Leonardo versuchte zweimal eine monumentale Reiterstatue zu erschaffen. Sie sollte doppelt so hoch werden, wie die größte Bronzestatue der damaligen Welt. Doch aufgrund politischer Umwälzungen, hoher Materialkosten und dem langwierigen Entstehungsprozess eines solchen Kunstwerks, gelang es nur einmal, wenigstens das für den Bronzeguss notwendige Gipsmodell des Pferdes anzufertigen. Das 1494 für den Mailänder Herzog Ludovico Sforza fertiggestellte Gipsmodell war fast sieben Meter hoch und wurde in Mailand öffentlich ausgestellt. Noch bevor es in Bronze gegossen werden konnte, wurde es 1499 zerstört, als die Franzosen Mailand besetzten. Im Jahr 1999, also 500 Jahre nach der Zerstörung des Gipsmodells, entstanden anhand von erhaltenen Skizzen Leonardos zwei moderne Rekonstruktionen des Reiterstandbilds in Originalgröße. Das "Cavallo Leonardo" (ital. 'Leonardos Pferd") befindet sich im italienischen Mailand. Das "American Horse" wurde in Grand Rapids (Michigan, USA) aufgestellt. Allerdings fehlt beiden Reproduktionen der zusätzlich geplante Reiter. Ein weiteres von Leonardo geplantes Reiterstandbild war das Trivulzio Denkmal (ab 1508), das aber nicht über die Entwurfsphase hinausging. Daneben vermuten Kunsthistoriker in einigen Terrakottafiguren frühe Werke Leonardos, die während seiner Ausbildung bei Andrea del Verrocchio entstanden sein sollen. Die Zuschreibung ist allerdings sehr strittig, so dass nur die beiden geplanten Reiterstatuen als bildhauerische Projekte Leonardos angesehen werden können.

Was ist der Paragone?

Der "Paragone delle Arti" (ital. 'Wettstreit der Künste') ist ein Begriff aus der Kunsttheorie. Es geht darum, die Frage zu beantworten, welche Kunstform die vollkommenste ist. Diese Gelehrtendiskussion begann bereits in der Antike und fand in der Renaissance ihre Fortsetzung. Leonardo da Vinci verwendete in seinen Schriften viel Mühe darauf, für die Malerei zu argumentieren. Andere Künstler, wie z.B. Michelangelo argumentierten für die Bildhauerei. Da dieser Wettstreit nicht ohne Herabsetzung der anderen Kunstformen gewonnen werden kann, soll sich zwischen Leonardo und dem jüngeren Michelangelo eine legendäre Fehde entwickelt haben.

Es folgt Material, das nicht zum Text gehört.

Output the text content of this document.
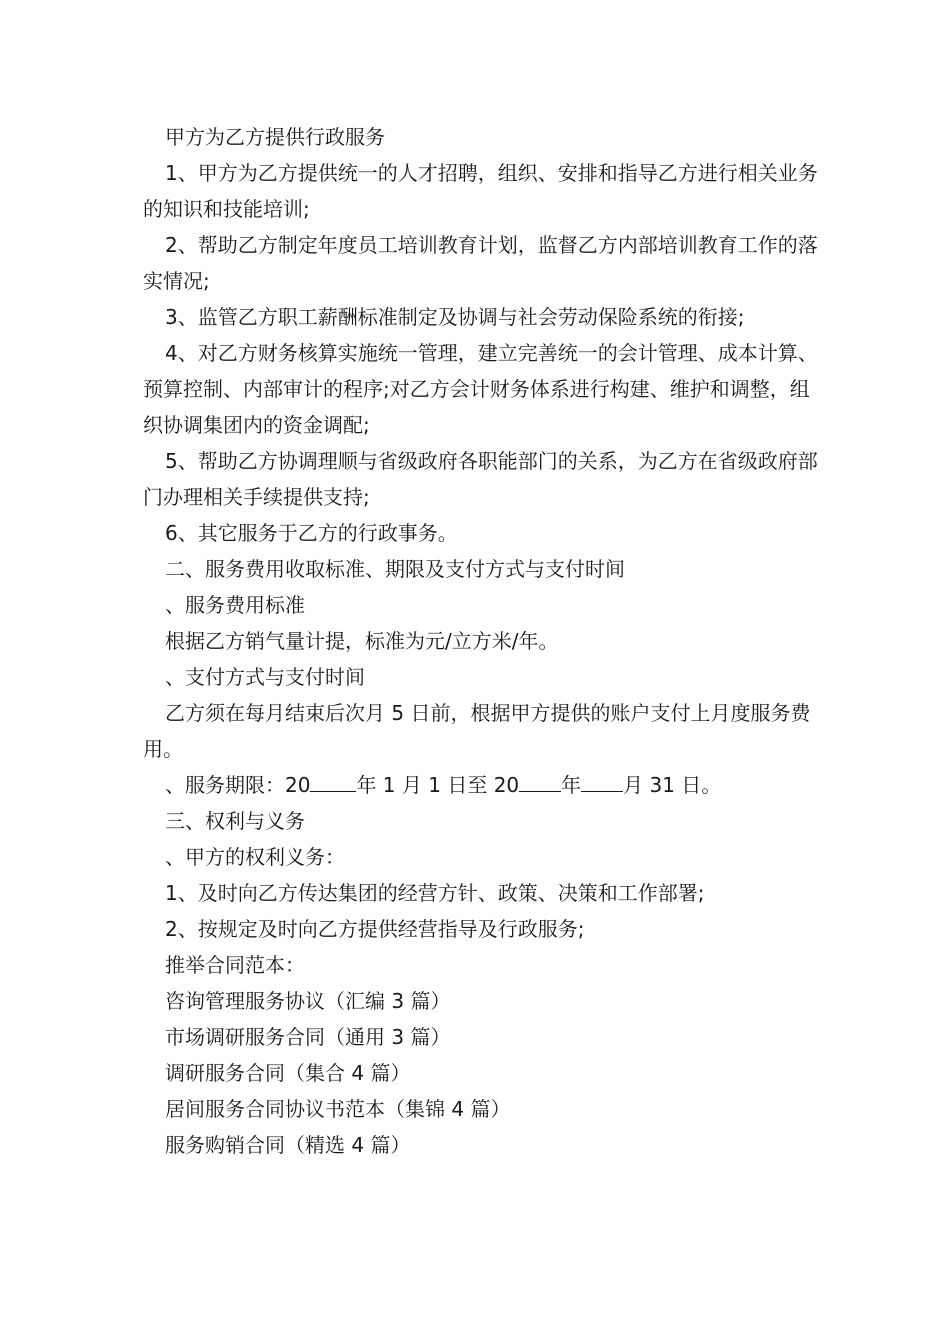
甲方为乙方提供行政服务

1、甲方为乙方提供统一的人才招聘，组织、安排和指导乙方进行相关业务的知识和技能培训;

2、帮助乙方制定年度员工培训教育计划，监督乙方内部培训教育工作的落实情况;

3、监管乙方职工薪酬标准制定及协调与社会劳动保险系统的衔接;

4、对乙方财务核算实施统一管理，建立完善统一的会计管理、成本计算、预算控制、内部审计的程序;对乙方会计财务体系进行构建、维护和调整，组织协调集团内的资金调配;

5、帮助乙方协调理顺与省级政府各职能部门的关系，为乙方在省级政府部门办理相关手续提供支持;

6、其它服务于乙方的行政事务。

二、服务费用收取标准、期限及支付方式与支付时间

、服务费用标准

根据乙方销气量计提，标准为元/立方米/年。

、支付方式与支付时间

乙方须在每月结束后次月 5 日前，根据甲方提供的账户支付上月度服务费用。

、服务期限：20 年 1 月 1 日至 20 年 月 31 日。

三、权利与义务

、甲方的权利义务：

1、及时向乙方传达集团的经营方针、政策、决策和工作部署;

2、按规定及时向乙方提供经营指导及行政服务;

推举合同范本：

咨询管理服务协议（汇编 3 篇）

市场调研服务合同（通用 3 篇）

调研服务合同（集合 4 篇）

居间服务合同协议书范本（集锦 4 篇）

服务购销合同（精选 4 篇）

Armselig der Schüler, der seinen Meister nicht übertrifft.

Leonardo da Vinci

Ausbildung bei Verrocchio

Leonardo da Vinci wurde im Alter von etwa 12 Jahren Schüler der Werkstatt von Andrea del Verrocchio in Florenz. Verroccio war wie alle Künstler dieser Zeit nicht auf eine Kunstrichtung festgelegt. Er betätigte sich hauptsächlich als Bildhauer und Maler, wobei sein Schwerpunkt auf der Bildhauerei lag. Verrocchios bevorzugte Technik war das Bronzegussverfahren. Für eine seiner Bronzestatuen soll der junge Leonardo Modell gestanden haben. Von Verrocchio sind außerdem Marmorstatuen erhalten.

Der Bronzeguss ist seit der Antike bekannt, jedoch technisch sehr aufwändig. Deswegen und wegen der hohen Materialkosten sind Skulpturen aus Bronze sehr teuer. Die Handelsmetropole Florenz galt zu dieser Zeit als eine der reichsten Städte der Welt. Daher fanden sich ausreichend Auftraggeber und Bronzestatuen kamen wieder in Mode. Neben Verrocchio war der Florentiner Künstler Donatello berühmt für seine Bronzefiguren.

Frühe Werke Leonardos

Die Christusbüste

Leonardo fertigte in seinen Notizbüchern regelmäßig Aufstellungen über seinen Besitz an. Daher ist bekannt, dass Leonardo eine kleine Büste besessen hat, die den Kopf des Christus zeigt. Es ist dabei unklar, ob er die Büste auch selbst angefertigt hat. Eine heute in Privatbesitz (Rom) befindliche Büste aus Terrakotta wird mit dieser Notiz in Zusammenhang gebracht. Einige Kunsthistoriker behaupten, dass sie von Leonardo geschaffen wurde. Leider existieren davon nur einige wenige Fotografien in schlechter Qualität. Die künstlerische Qualität lässt jedoch erhebliche Zweifel daran aufkommen, dass Leonardo die Büste geschaffen hat.

Der Engel von San Gennaro

In einer Kirche in San Gennaro befindet sich eine Statue, die erst seit den 1960er Jahren als Werk der Verrocchio Werkstatt angesehen wurde. Einige Kunsthistoriker sind der Meinung, dass Leonardo da Vinci sie angefertigt haben könnte. San Gennaro liegt relativ nahe bei Pistoia (ca. 25km), das wiederum recht nah bei Florenz liegt (ca. 30km).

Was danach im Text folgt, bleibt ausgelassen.